Review: Yaleesa Hall returns to his Will & Ink imprint with some fascinating techno derivatives on the Hayley Laura EP, although these are much more straight ahead than his usual stripped down experiments - best heard on his 2016 debut album. Beginning with the electro-bass assault of "Zoe Price" bringing that UK style sound popularised by Carl Finlow or Radioactive Man in true style. "Hayley Roach" with its splintered beats and and tunnelling sequences are reminiscent of Regis' output in the late '90s, while "Laura Pomeroy" being the the most atmospheric cut on offer here - going down a more lush and hypnotic route. This is the first solo output from the Amsterdam based producer on the label.
Review: Shadowy Dutch producer Yaleesa Hall returns on his Will & Ink imprint with yet more fascinating techo derivatives. We thought it was pretty hard to beat his last release (Zoe Hayley Laura) but WNK 013 certainly delivers the goods. From the Bristolian, low-end driven techno assault of "Daisy Wright" (featuring a truly ripsnorting bass!), it follows the slow burning, dystopian electro journey "Barbara Adams". The electro flavour continues on the flip, with some mental smacked-out breaks on the futurist journey "Harriet Brown" which comes with a rather experimental and IDM influenced VIP mix to even out the B side.
Review: The latest release on Dutch label Will & Ink comes from one of its founders, Yaleesa Hall, and recent arrival Nick 'Malin' Putman. Lucas is similar in style to previous releases on the label, but it pushes farther in a loopy direction. "First Lucas" is a rolling, tracky affair, littered with disco riffs and reminiscent of a heavy take on Thomas Melchior's house sound. "Second Lucas" meanwhile sees the pair follow a similar route, but on this occasion, wired frequency drops and tonal shifts replace the disco elements. Finally, "Third Lucas" sees the duo deliver a more steppy rhythm, the dense drums still underpinning the swinging arrangement.

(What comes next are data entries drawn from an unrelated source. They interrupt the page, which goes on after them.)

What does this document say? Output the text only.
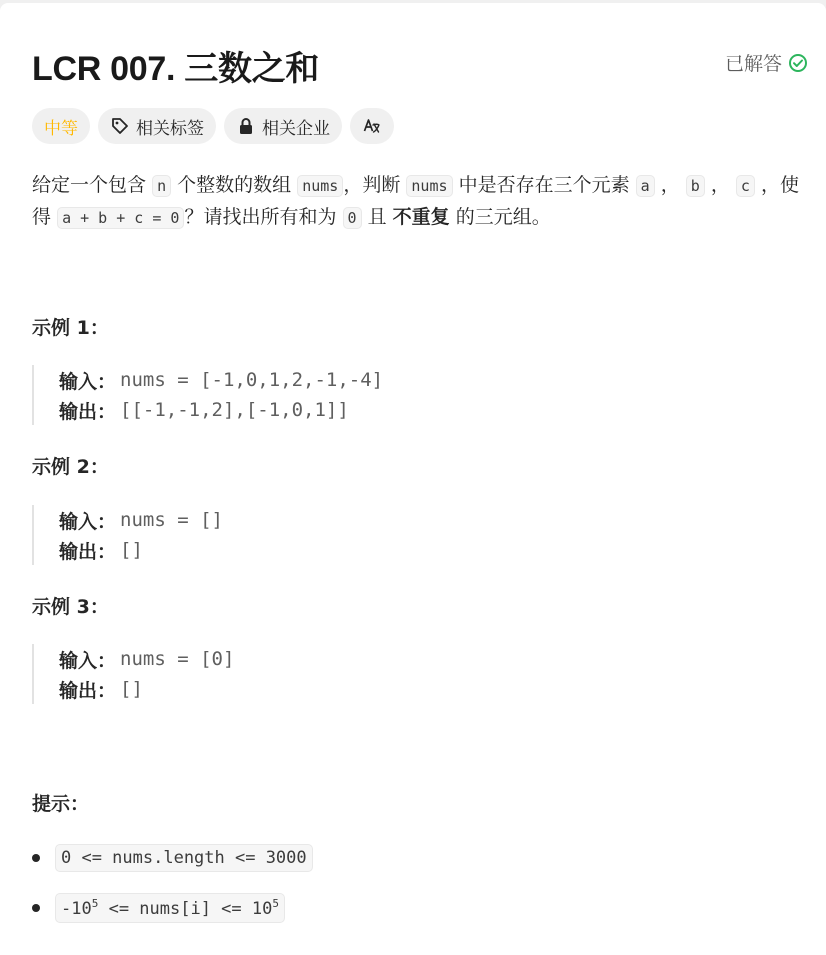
LCR 007. 三数之和	已解答
中等	相关标签	相关企业
给定一个包含 n 个整数的数组 nums ，判断 nums 中是否存在三个元素 a ， b ， c ，使得 a + b + c = 0 ？请找出所有和为 0 且 不重复 的三元组。
示例 1：
输入： nums = [-1,0,1,2,-1,-4]
输出： [[-1,-1,2],[-1,0,1]]
示例 2：
输入： nums = []
输出： []
示例 3：
输入： nums = [0]
输出： []
提示：
0 <= nums.length <= 3000
$-10^5$ <= nums[i] <= $10^5$
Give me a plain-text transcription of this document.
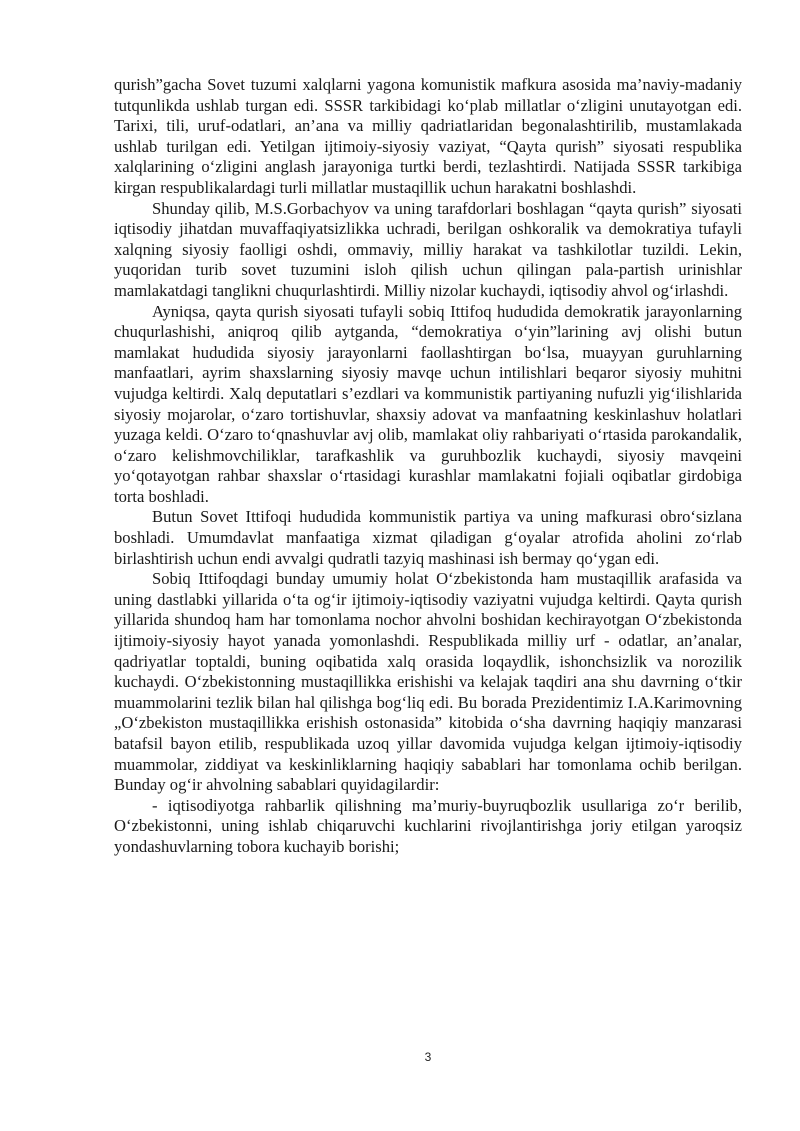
qurish”gacha Sovet tuzumi xalqlarni yagona komunistik mafkura asosida ma’naviy-madaniy tutqunlikda ushlab turgan edi. SSSR tarkibidagi ko‘plab millatlar o‘zligini unutayotgan edi. Tarixi, tili, uruf-odatlari, an’ana va milliy qadriatlaridan begonalashtirilib, mustamlakada ushlab turilgan edi. Yetilgan ijtimoiy-siyosiy vaziyat, “Qayta qurish” siyosati respublika xalqlarining o‘zligini anglash jarayoniga turtki berdi, tezlashtirdi. Natijada SSSR tarkibiga kirgan respublikalardagi turli millatlar mustaqillik uchun harakatni boshlashdi.

Shunday qilib, M.S.Gorbachyov va uning tarafdorlari boshlagan “qayta qurish” siyosati iqtisodiy jihatdan muvaffaqiyatsizlikka uchradi, berilgan oshkoralik va demokratiya tufayli xalqning siyosiy faolligi oshdi, ommaviy, milliy harakat va tashkilotlar tuzildi. Lekin, yuqoridan turib sovet tuzumini isloh qilish uchun qilingan pala-partish urinishlar mamlakatdagi tanglikni chuqurlashtirdi. Milliy nizolar kuchaydi, iqtisodiy ahvol og‘irlashdi.

Ayniqsa, qayta qurish siyosati tufayli sobiq Ittifoq hududida demokratik jarayonlarning chuqurlashishi, aniqroq qilib aytganda, “demokratiya o‘yin”larining avj olishi butun mamlakat hududida siyosiy jarayonlarni faollashtirgan bo‘lsa, muayyan guruhlarning manfaatlari, ayrim shaxslarning siyosiy mavqe uchun intilishlari beqaror siyosiy muhitni vujudga keltirdi. Xalq deputatlari s’ezdlari va kommunistik partiyaning nufuzli yig‘ilishlarida siyosiy mojarolar, o‘zaro tortishuvlar, shaxsiy adovat va manfaatning keskinlashuv holatlari yuzaga keldi. O‘zaro to‘qnashuvlar avj olib, mamlakat oliy rahbariyati o‘rtasida parokandalik, o‘zaro kelishmovchiliklar, tarafkashlik va guruhbozlik kuchaydi, siyosiy mavqeini yo‘qotayotgan rahbar shaxslar o‘rtasidagi kurashlar mamlakatni fojiali oqibatlar girdobiga torta boshladi.

Butun Sovet Ittifoqi hududida kommunistik partiya va uning mafkurasi obro‘sizlana boshladi. Umumdavlat manfaatiga xizmat qiladigan g‘oyalar atrofida aholini zo‘rlab birlashtirish uchun endi avvalgi qudratli tazyiq mashinasi ish bermay qo‘ygan edi.

Sobiq Ittifoqdagi bunday umumiy holat O‘zbekistonda ham mustaqillik arafasida va uning dastlabki yillarida o‘ta og‘ir ijtimoiy-iqtisodiy vaziyatni vujudga keltirdi. Qayta qurish yillarida shundoq ham har tomonlama nochor ahvolni boshidan kechirayotgan O‘zbekistonda ijtimoiy-siyosiy hayot yanada yomonlashdi. Respublikada milliy urf - odatlar, an’analar, qadriyatlar toptaldi, buning oqibatida xalq orasida loqaydlik, ishonchsizlik va norozilik kuchaydi. O‘zbekistonning mustaqillikka erishishi va kelajak taqdiri ana shu davrning o‘tkir muammolarini tezlik bilan hal qilishga bog‘liq edi. Bu borada Prezidentimiz I.A.Karimovning „O‘zbekiston mustaqillikka erishish ostonasida” kitobida o‘sha davrning haqiqiy manzarasi batafsil bayon etilib, respublikada uzoq yillar davomida vujudga kelgan ijtimoiy-iqtisodiy muammolar, ziddiyat va keskinliklarning haqiqiy sabablari har tomonlama ochib berilgan. Bunday og‘ir ahvolning sabablari quyidagilardir:

- iqtisodiyotga rahbarlik qilishning ma’muriy-buyruqbozlik usullariga zo‘r berilib, O‘zbekistonni, uning ishlab chiqaruvchi kuchlarini rivojlantirishga joriy etilgan yaroqsiz yondashuvlarning tobora kuchayib borishi;

3
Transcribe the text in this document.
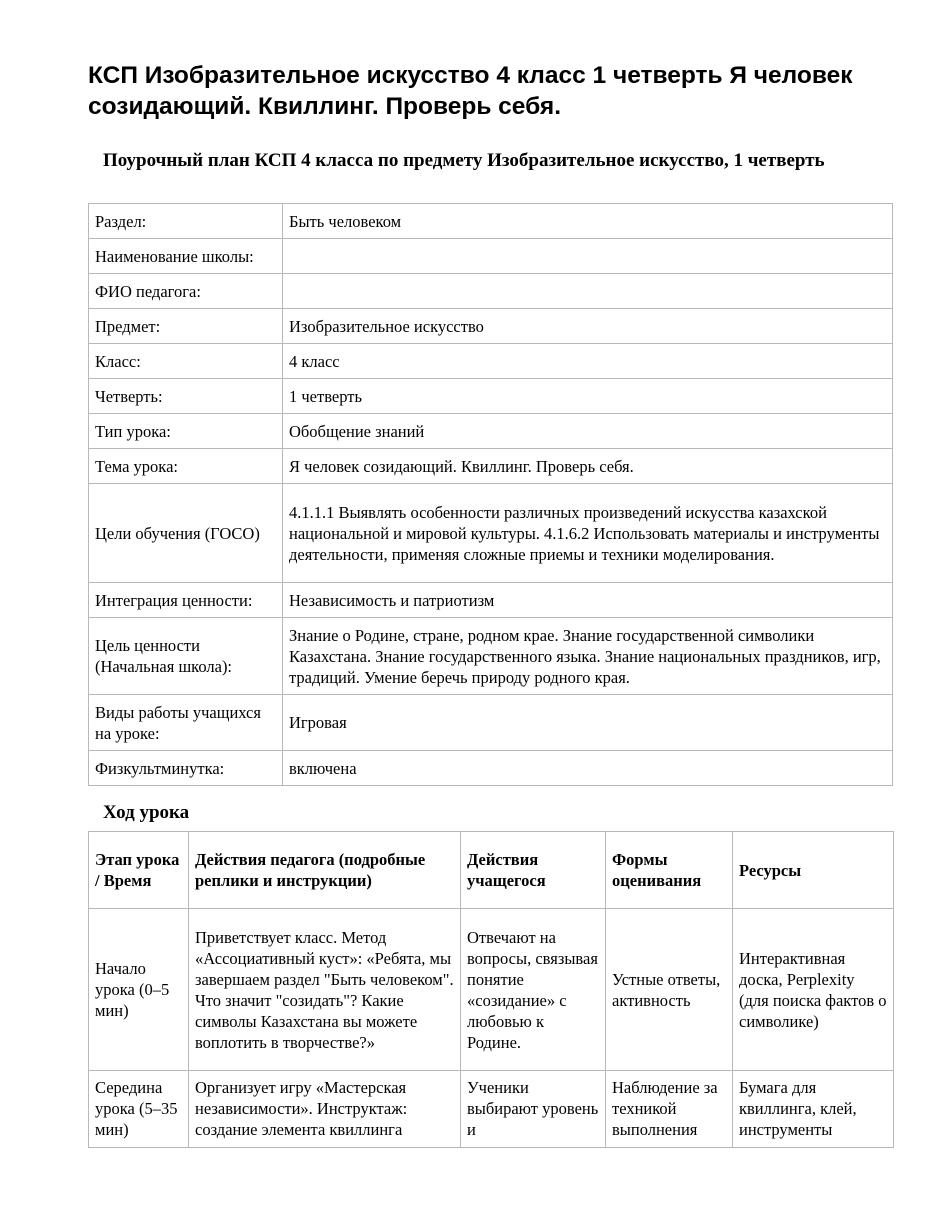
КСП Изобразительное искусство 4 класс 1 четверть Я человек созидающий. Квиллинг. Проверь себя.
Поурочный план КСП 4 класса по предмету Изобразительное искусство, 1 четверть
Раздел:	Быть человеком
Наименование школы:	
ФИО педагога:	
Предмет:	Изобразительное искусство
Класс:	4 класс
Четверть:	1 четверть
Тип урока:	Обобщение знаний
Тема урока:	Я человек созидающий. Квиллинг. Проверь себя.
Цели обучения (ГОСО)	4.1.1.1 Выявлять особенности различных произведений искусства казахской национальной и мировой культуры. 4.1.6.2 Использовать материалы и инструменты деятельности, применяя сложные приемы и техники моделирования.
Интеграция ценности:	Независимость и патриотизм
Цель ценности (Начальная школа):	Знание о Родине, стране, родном крае. Знание государственной символики Казахстана. Знание государственного языка. Знание национальных праздников, игр, традиций. Умение беречь природу родного края.
Виды работы учащихся на уроке:	Игровая
Физкультминутка:	включена
Ход урока
Этап урока / Время	Действия педагога (подробные реплики и инструкции)	Действия учащегося	Формы оценивания	Ресурсы
Начало урока (0–5 мин)	Приветствует класс. Метод «Ассоциативный куст»: «Ребята, мы завершаем раздел "Быть человеком". Что значит "созидать"? Какие символы Казахстана вы можете воплотить в творчестве?»	Отвечают на вопросы, связывая понятие «созидание» с любовью к Родине.	Устные ответы, активность	Интерактивная доска, Perplexity (для поиска фактов о символике)
Середина урока (5–35 мин)	Организует игру «Мастерская независимости». Инструктаж: создание элемента квиллинга	Ученики выбирают уровень и	Наблюдение за техникой выполнения	Бумага для квиллинга, клей, инструменты
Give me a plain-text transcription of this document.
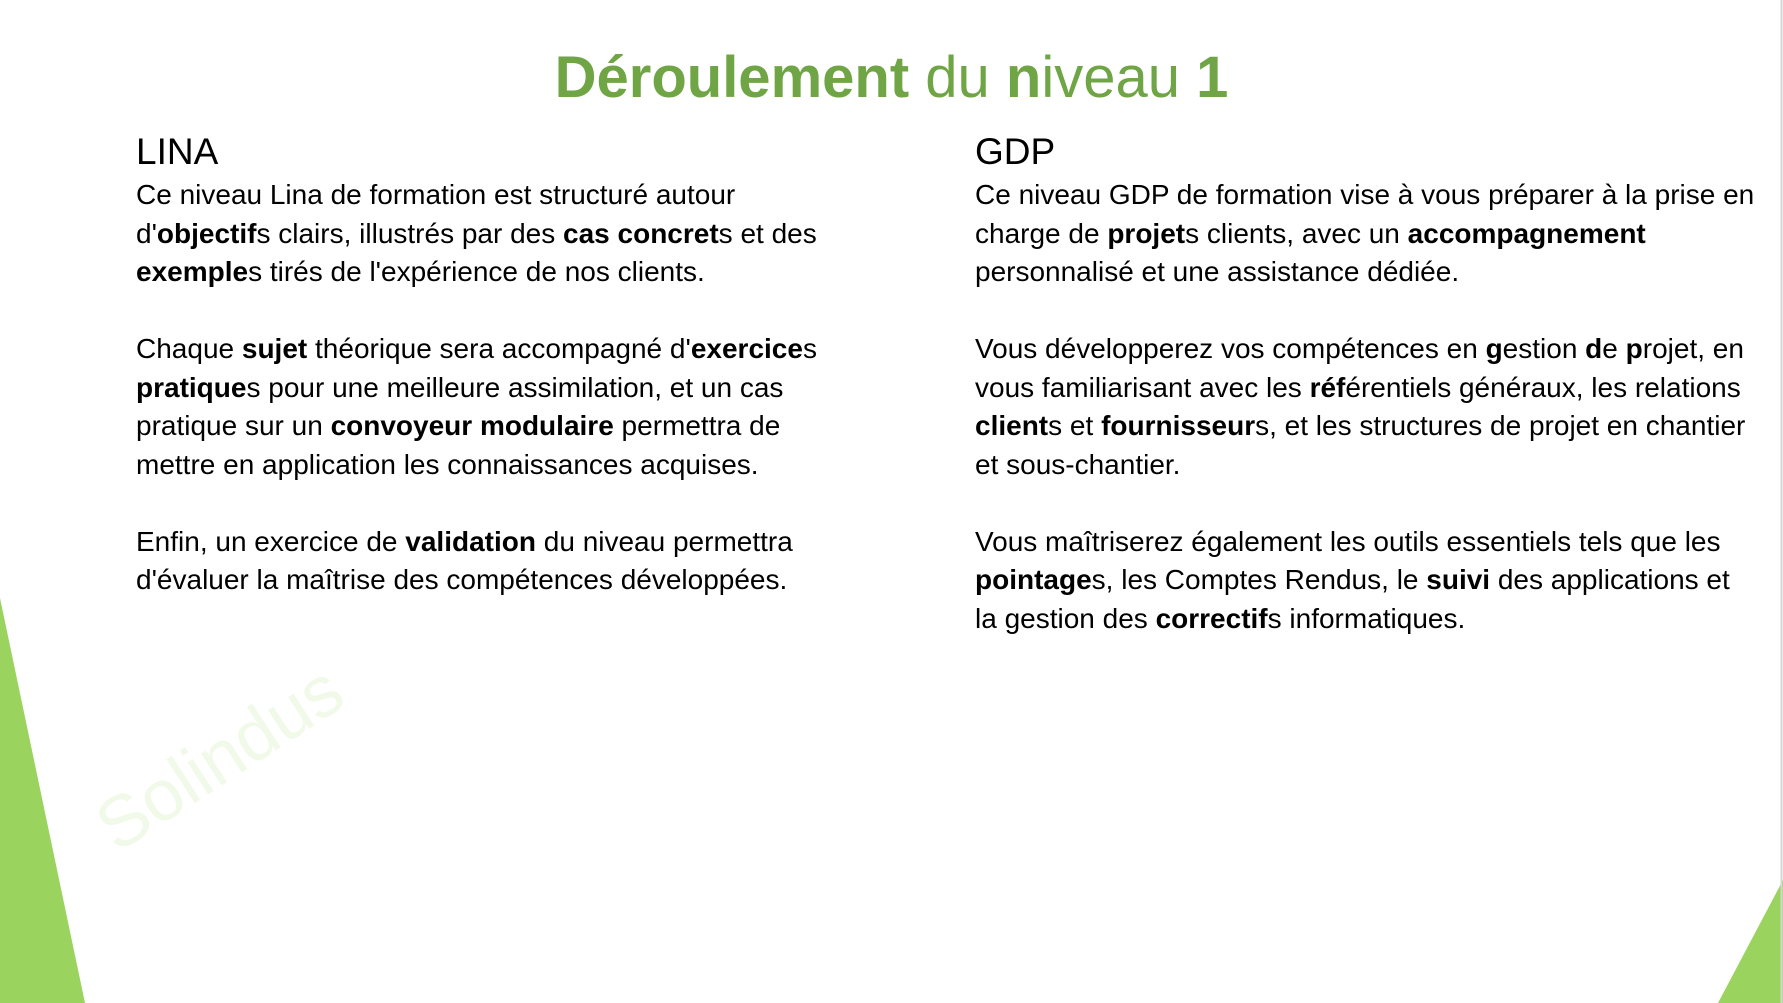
Solindus
Déroulement du niveau 1
LINA

Ce niveau Lina de formation est structuré autour d'objectifs clairs, illustrés par des cas concrets et des exemples tirés de l'expérience de nos clients.

Chaque sujet théorique sera accompagné d'exercices pratiques pour une meilleure assimilation, et un cas pratique sur un convoyeur modulaire permettra de mettre en application les connaissances acquises.

Enfin, un exercice de validation du niveau permettra d'évaluer la maîtrise des compétences développées.

GDP

Ce niveau GDP de formation vise à vous préparer à la prise en charge de projets clients, avec un accompagnement personnalisé et une assistance dédiée.

Vous développerez vos compétences en gestion de projet, en vous familiarisant avec les référentiels généraux, les relations clients et fournisseurs, et les structures de projet en chantier et sous-chantier.

Vous maîtriserez également les outils essentiels tels que les pointages, les Comptes Rendus, le suivi des applications et la gestion des correctifs informatiques.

Review: The almost endless flow of techno from Holland is enough to mean that the country often rivals and sometimes supersedes Germany as Europe's electronic music hub. Certainly, Mersenne shows why Dutch producers are so well regarded. Both "First Mersenne" and "Second Mersenne" are tough, functional tracks in the Sawlin vein. It's easy to do these kinds of tracks competently, but very difficult to do them well, but through the use of sleazy vocals, smart filters and crisp percussion, they stand out. "Third Mersenne" isn't as heavy, but its dubby nuances and resonating vocals are memorable, while the release ends in introspective mode with the dub shanty of "Mersellanious".